Plasma Heating during Magnetic Reconnection

Plasma Heating during Magnetic Reconnection

Magnetic reconnection is a phenomenon where magnetic field changes its topology by reconnecting field lines and the magnetic energy is explosively released. Since it converts the released energy into various forms of energy, it is thought to be a mehanism for anomalous heating of the solar corona or non-thermal particle acceleration. However, it is not well understood how the released energy is distributed into plasma energies during magnetic reconnection.

Plasma heating is often observed to accompany magnetic reconnection in both astrophysical and laboratory plasmas. Specifically, the measured ion temperature often well exceeds the electron temperature. The fact that ions are selectively heated invalidates heating by the resistivity (Ohmic heating). The ohmic heating cannot be important because collsional effects are weak in many plasma environments.

Plasma Heating via Phase Mixing

In the weakly collisional plasmas, "phase mixing" provides a mechanism of converting energy from the fields to the particles in an irreversible way. Kinetic effects generally lead to non-Maxwellian distribution functions (deviation from thermal equilibrium). Since oscillatory structures created in velocity space quickly diffuse, the thermalization time scale may be comparable to the time scale of magnetic reconnection. Landau damping and finite Larmor radius effects are examples of kinetic effects which create small-scale structures in velocity space via phase mixing. Plasma heating due to phase mixing during magnetic reconnection has been confirmed by numerical simulations based on a kinetic model [1].

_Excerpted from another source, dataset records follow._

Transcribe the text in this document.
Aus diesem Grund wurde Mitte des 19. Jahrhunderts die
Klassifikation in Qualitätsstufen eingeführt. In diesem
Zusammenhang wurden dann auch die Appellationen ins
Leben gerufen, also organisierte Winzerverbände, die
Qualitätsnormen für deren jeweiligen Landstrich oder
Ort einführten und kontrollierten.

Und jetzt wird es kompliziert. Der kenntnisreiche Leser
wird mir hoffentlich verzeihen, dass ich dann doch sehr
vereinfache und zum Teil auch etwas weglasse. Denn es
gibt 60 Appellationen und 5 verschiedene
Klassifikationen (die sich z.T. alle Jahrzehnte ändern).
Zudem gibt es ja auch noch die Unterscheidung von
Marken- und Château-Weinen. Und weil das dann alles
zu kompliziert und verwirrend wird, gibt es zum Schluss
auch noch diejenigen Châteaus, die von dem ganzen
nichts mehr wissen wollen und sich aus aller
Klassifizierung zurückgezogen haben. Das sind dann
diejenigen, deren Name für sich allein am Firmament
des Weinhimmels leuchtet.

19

Simulation of Plasma Heating during Magnetic Reconnection

The movies below show the results of plasma heating obtained from nonlinear simulations of tearing mode magnetic reconnection based on the gyrokinetic model. By setting up an initial magnetic field which is unstable againt the tearing instability, small perturbation to it will exponentially grow to occur magnetic reconnection. Here "collisionless" simulations (collisionless means that the growth of the tearing instability or the magnetic reconnection rate do not depend on the collision frequency, but does not mean collisions are neglected.) are performed, so fast reconnection occurs due to electron kinetic effects. Colors in the figure indicate spatial distributions of dissipation=heating of electrons and ions. The background black lines are field lines. Initially, electron dissipapion dominates followed by the growth of ion dissipation as time goes, and eventually two dissipation rates become comparable. The electron heating occurs along the reconnected field lines, while ion heating is remarkable in the plasmoid generated at the reconnection point. These observations suggest that electron dissipation is caused mainly by linear Landau damping and ion dissipation is ascribed to nonlinear phase mixing due to finite Larmor radius effects.

The occurrence of phase mixing and resultant heating as shown above can be clearly shown by seeing a velocity distribution function. Figures below show perturbations of ion and electron velocity distribution functions taken at specific time and position where heating is pronounced. (The total distribution function is a sum of this perturbation part and Maxwellean background.) The horizontal and vertial axes respectively denote velocity along and perpendicular to the magnetic field. Only an oscilatory structure along the magnetic field is seen in electron distribution function. This structure is typical to Landau damping. On the other hand, the perpendicular structure, as well as the parallel structure, is created in ion distribution function, which definitely proves that the nonlinear phase mixing leading to ion heating is effective during magnetic reconnection process.